School of Humanities and Communication, Zhejiang Gongshang University, Hangzhou, China.
School of Information and Electronic Engineering, Zhejiang Gongshang University, Hangzhou, China.
PLoS One. 2024 Oct 24;19(10):e0312240. doi: 10.1371/journal.pone.0312240. eCollection 2024.
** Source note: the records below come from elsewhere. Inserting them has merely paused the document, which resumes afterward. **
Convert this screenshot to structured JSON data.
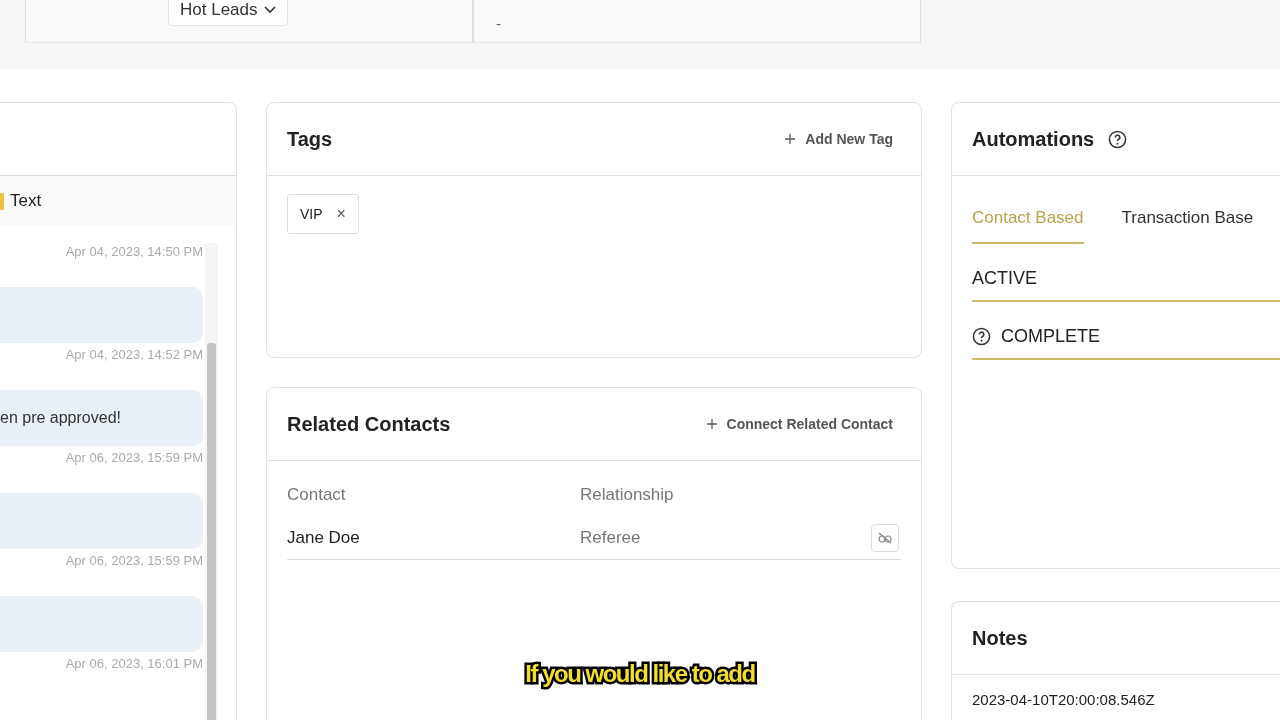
{
  "top_bar": {
    "lead_status": "Hot Leads",
    "email_detail": "-"
  },
  "conversation": {
    "tab": "Text",
    "items": [
      {
        "kind": "time",
        "text": "Apr 04, 2023, 14:50 PM"
      },
      {
        "kind": "bubble"
      },
      {
        "kind": "time",
        "text": "Apr 04, 2023, 14:52 PM"
      },
      {
        "kind": "bubble",
        "text": "en pre approved!"
      },
      {
        "kind": "time",
        "text": "Apr 06, 2023, 15:59 PM"
      },
      {
        "kind": "bubble"
      },
      {
        "kind": "time",
        "text": "Apr 06, 2023, 15:59 PM"
      },
      {
        "kind": "bubble"
      },
      {
        "kind": "time",
        "text": "Apr 06, 2023, 16:01 PM"
      }
    ]
  },
  "tags": {
    "title": "Tags",
    "action": "Add New Tag",
    "items": [
      {
        "label": "VIP",
        "remove": "×"
      }
    ]
  },
  "related_contacts": {
    "title": "Related Contacts",
    "action": "Connect Related Contact",
    "columns": [
      "Contact",
      "Relationship"
    ],
    "rows": [
      {
        "contact": "Jane Doe",
        "relationship": "Referee"
      }
    ]
  },
  "automations": {
    "title": "Automations",
    "tabs": [
      {
        "label": "Contact Based",
        "selected": true
      },
      {
        "label": "Transaction Base",
        "selected": false
      }
    ],
    "sections": [
      {
        "label": "ACTIVE",
        "help": false
      },
      {
        "label": "COMPLETE",
        "help": true
      }
    ]
  },
  "notes": {
    "title": "Notes",
    "items": [
      "2023-04-10T20:00:08.546Z"
    ]
  },
  "caption": "If you would like to add"
}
Fake news detection is growing in importance as a key topic in the information age. However, most current methods rely on pre-trained small language models (SLMs), which face significant limitations in processing news content that requires specialized knowledge, thereby constraining the efficiency of fake news detection. To address these limitations, we propose the FND-LLM Framework, which effectively combines SLMs and LLMs to enhance their complementary strengths and explore the capabilities of LLMs in multimodal fake news detection. The FND-LLM framework integrates the textual feature branch, the visual semantic branch, the visual tampering branch, the co-attention network, the cross-modal feature branch and the large language model branch. The textual feature branch and visual semantic branch are responsible for extracting the textual and visual information of the news content, respectively, while the co-attention network is used to refine the interrelationship between the textual and visual information. The visual tampering branch is responsible for extracting news image tampering features. The cross-modal feature branch enhances inter-modal complementarity through the CLIP model, while the large language model branch utilizes the inference capability of LLMs to provide auxiliary explanation for the detection process. Our experimental results indicate that the FND-LLM framework outperforms existing models, achieving improvements of 0.7%, 6.8% and 1.3% improvements in overall accuracy on Weibo, Gossipcop, and Politifact, respectively.
虚假新闻检测作为信息时代的一个重要课题,其重要性日益凸显。然而,目前大多数方法都依赖于预先训练的小语言模型 (SLM),这些模型在处理需要专业知识的新闻内容时面临着重大的局限性,从而限制了虚假新闻检测的效率。为了解决这些局限性,我们提出了 FND-LLM 框架,该框架有效地结合了 SLM 和 LLM,以增强它们的互补优势,并探索 LLM 在多模态虚假新闻检测中的能力。FND-LLM 框架集成了文本特征分支、视觉语义分支、视觉篡改分支、协同注意网络、跨模态特征分支和大语言模型分支。文本特征分支和视觉语义分支分别负责提取新闻内容的文本和视觉信息,而协同注意网络用于细化文本和视觉信息之间的相互关系。视觉篡改分支负责提取新闻图像篡改特征。跨模态特征分支通过 CLIP 模型增强了模态间的互补性,而大语言模型分支则利用 LLM 的推理能力,为检测过程提供辅助解释。我们的实验结果表明,FND-LLM 框架优于现有模型,在微博、八卦侦探和政治事实上的整体准确率分别提高了 0.7%、6.8%和 1.3%。